- Theatrical release poster
- Directed by: BR Rajashekar
- Written by: BR Rajashekar
- Produced by: Ramya Rajshekar
- Starring: Jathin Aryan; Akash MP; Shashank Simha; Manya Gowda; Kunkum H; Anusha Suresh; Manoj Shetty; Namith Gowda; Suchendra Prasad;
- Cinematography: Manohar Joshi
- Edited by: Amar Gowda Ranjan Narsimha Murthy
- Music by: Nakul Abhyankar
- Production company: Police Praki Production
- Release date: 19 July 2024;
- Running time: 125 minutes
- Country: India
- Language: Kannada

= Back Bencherz =

Indian comedy drama film

Back Bencherz is a 2024 Indian Kannada-language comedy drama film written and directed by BR Rajashekar. Produced by Ramya Rajshekar under Police Praki Production, and starring Jathin Aryan, Akash MP, Shashank Simha, Manya Gowda, Kunkum H, Anusha Suresh, Manoj Shetty, Namith Gowda and Suchendra Prasad.
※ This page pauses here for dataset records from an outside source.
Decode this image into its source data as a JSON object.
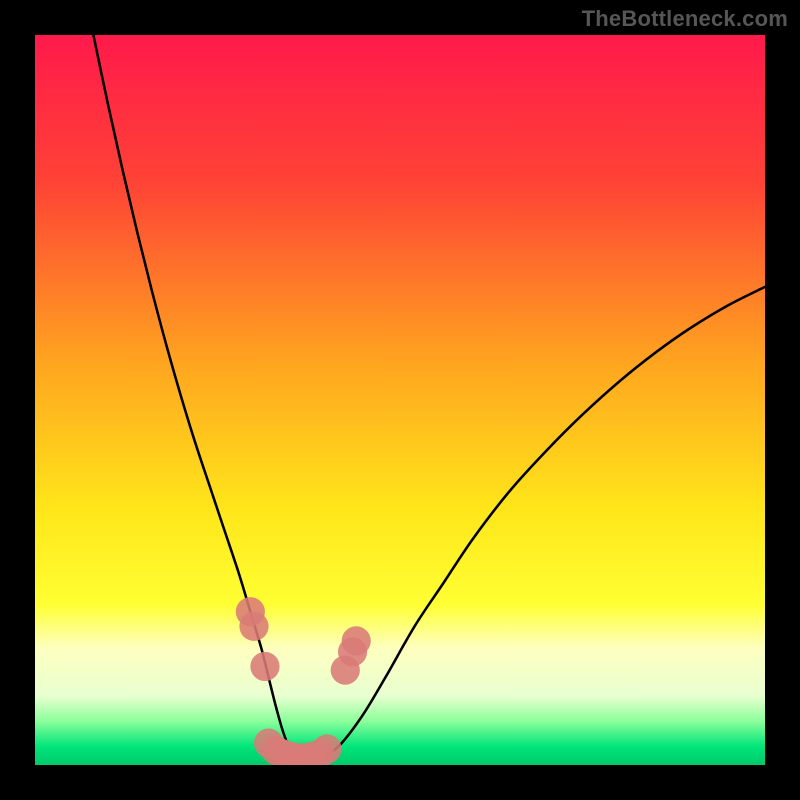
{
  "watermark": "TheBottleneck.com",
  "chart_data": {
    "type": "line",
    "title": "",
    "xlabel": "",
    "ylabel": "",
    "xlim": [
      0,
      100
    ],
    "ylim": [
      0,
      100
    ],
    "gradient_stops": [
      {
        "offset": 0,
        "color": "#ff1a4b"
      },
      {
        "offset": 0.2,
        "color": "#ff4236"
      },
      {
        "offset": 0.45,
        "color": "#ffa51f"
      },
      {
        "offset": 0.65,
        "color": "#ffe61a"
      },
      {
        "offset": 0.78,
        "color": "#ffff33"
      },
      {
        "offset": 0.84,
        "color": "#fdffbf"
      },
      {
        "offset": 0.905,
        "color": "#e9ffd0"
      },
      {
        "offset": 0.94,
        "color": "#8bff9b"
      },
      {
        "offset": 0.975,
        "color": "#00e57a"
      },
      {
        "offset": 1.0,
        "color": "#00c96a"
      }
    ],
    "series": [
      {
        "name": "bottleneck-curve",
        "x": [
          8.0,
          10.0,
          12.0,
          14.0,
          16.0,
          18.0,
          20.0,
          22.0,
          24.0,
          26.0,
          28.0,
          29.5,
          31.0,
          32.0,
          33.0,
          34.0,
          35.0,
          36.0,
          38.0,
          40.0,
          42.0,
          45.0,
          48.0,
          52.0,
          56.0,
          60.0,
          65.0,
          70.0,
          75.0,
          80.0,
          85.0,
          90.0,
          95.0,
          100.0
        ],
        "y": [
          100.0,
          90.5,
          81.5,
          73.0,
          65.0,
          57.5,
          50.5,
          44.0,
          38.0,
          32.0,
          26.0,
          21.0,
          16.0,
          12.0,
          8.0,
          4.5,
          2.0,
          1.0,
          1.0,
          1.5,
          3.0,
          7.0,
          12.0,
          19.0,
          25.0,
          31.0,
          37.5,
          43.0,
          48.0,
          52.5,
          56.5,
          60.0,
          63.0,
          65.5
        ]
      }
    ],
    "markers": {
      "name": "highlight-region",
      "color": "#d97b77",
      "radius": 2.0,
      "points": [
        {
          "x": 29.5,
          "y": 21.0
        },
        {
          "x": 30.0,
          "y": 19.0
        },
        {
          "x": 31.5,
          "y": 13.5
        },
        {
          "x": 32.0,
          "y": 3.0
        },
        {
          "x": 33.0,
          "y": 2.0
        },
        {
          "x": 34.0,
          "y": 1.5
        },
        {
          "x": 35.0,
          "y": 1.2
        },
        {
          "x": 36.0,
          "y": 1.0
        },
        {
          "x": 37.0,
          "y": 1.0
        },
        {
          "x": 38.0,
          "y": 1.2
        },
        {
          "x": 39.0,
          "y": 1.5
        },
        {
          "x": 40.0,
          "y": 2.2
        },
        {
          "x": 42.5,
          "y": 13.0
        },
        {
          "x": 43.5,
          "y": 15.5
        },
        {
          "x": 44.0,
          "y": 17.0
        }
      ]
    }
  }
}
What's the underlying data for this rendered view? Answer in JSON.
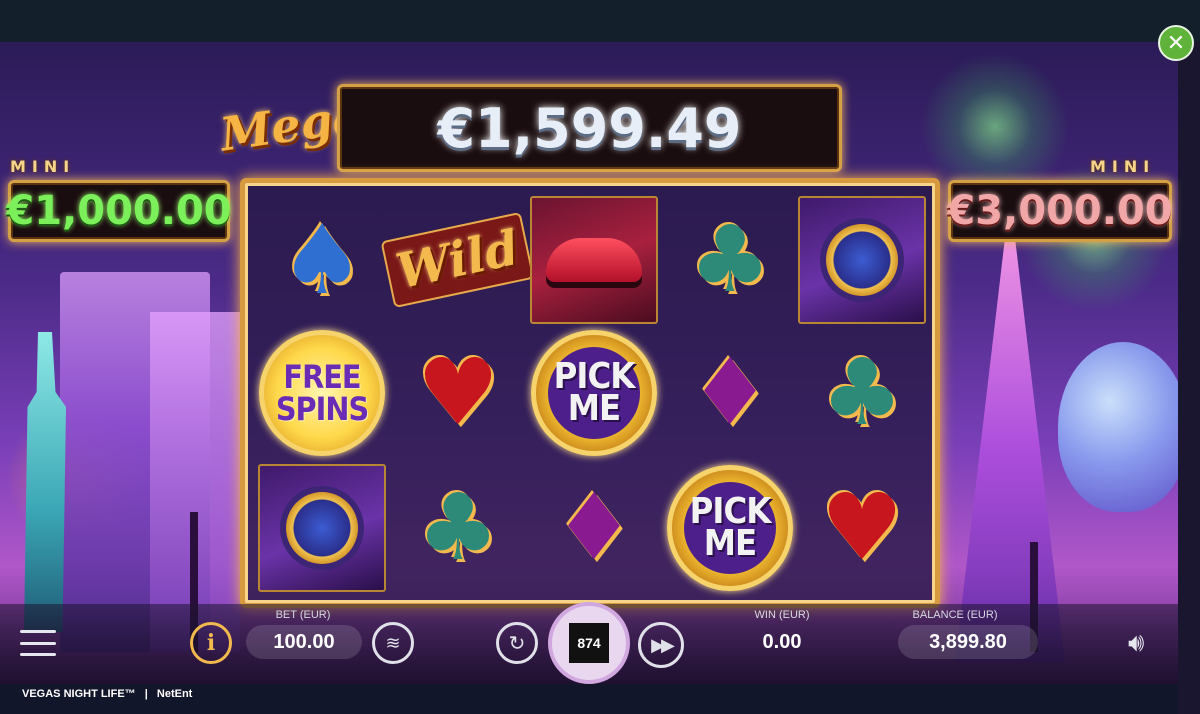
{
  "jackpots": {
    "mini_left": {
      "label": "MINI",
      "amount": "€1,000.00"
    },
    "mega": {
      "label": "Mega",
      "amount": "€1,599.49"
    },
    "mini_right": {
      "label": "MINI",
      "amount": "€3,000.00"
    }
  },
  "reels": {
    "symbols": [
      [
        "spade",
        "wild",
        "car",
        "club",
        "watch"
      ],
      [
        "free-spins",
        "heart",
        "pick-me",
        "diamond",
        "club"
      ],
      [
        "watch",
        "club",
        "diamond",
        "pick-me",
        "heart"
      ]
    ],
    "wild_text": "Wild",
    "free_spins_text": "FREE SPINS",
    "pick_me_text": "PICK ME"
  },
  "controls": {
    "bet_label": "BET (EUR)",
    "bet_value": "100.00",
    "win_label": "WIN (EUR)",
    "win_value": "0.00",
    "balance_label": "BALANCE (EUR)",
    "balance_value": "3,899.80",
    "spin_counter": "874"
  },
  "footer": {
    "game_name": "VEGAS NIGHT LIFE™",
    "separator": "|",
    "provider": "NetEnt"
  },
  "colors": {
    "frame_gold": "#d79a3e",
    "close_green": "#5fb33a",
    "mini_green": "#7cf05a"
  },
  "icons": [
    "close-icon",
    "menu-icon",
    "info-icon",
    "coins-icon",
    "autoplay-icon",
    "spin-icon",
    "turbo-icon",
    "sound-icon"
  ]
}
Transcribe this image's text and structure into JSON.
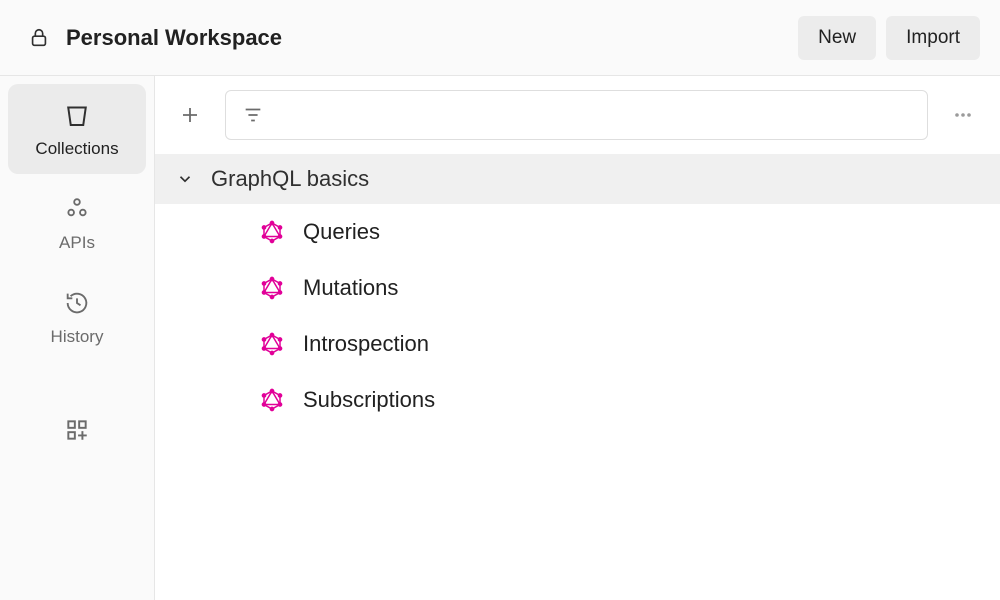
{
  "header": {
    "workspace_title": "Personal Workspace",
    "new_label": "New",
    "import_label": "Import"
  },
  "sidebar": {
    "items": [
      {
        "label": "Collections",
        "icon": "collections",
        "active": true
      },
      {
        "label": "APIs",
        "icon": "apis",
        "active": false
      },
      {
        "label": "History",
        "icon": "history",
        "active": false
      }
    ],
    "extra": {
      "icon": "more-grid"
    }
  },
  "toolbar": {
    "add_tooltip": "New",
    "search_placeholder": ""
  },
  "collection": {
    "name": "GraphQL basics",
    "expanded": true,
    "items": [
      {
        "label": "Queries",
        "type": "graphql"
      },
      {
        "label": "Mutations",
        "type": "graphql"
      },
      {
        "label": "Introspection",
        "type": "graphql"
      },
      {
        "label": "Subscriptions",
        "type": "graphql"
      }
    ]
  },
  "colors": {
    "graphql_pink": "#e10098"
  }
}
The film was theatrically released on 19 July 2024.

== Cast ==
- Jathin Aryan
- Akash MP
- Shashank Simha
- Manya Gowda
- Kunkum H
- Anusha Suresh
- Manoj Shetty
- Namith Gowda
- Suchendra Prasad

== Production ==
The principal photography of the film took place in Bangalore.

== Reception ==
A Sharadhaa of Cinema Express gave the film three out of five stars. Manju Kotagunasi of Hindustan Times rated the film 3/5 stars.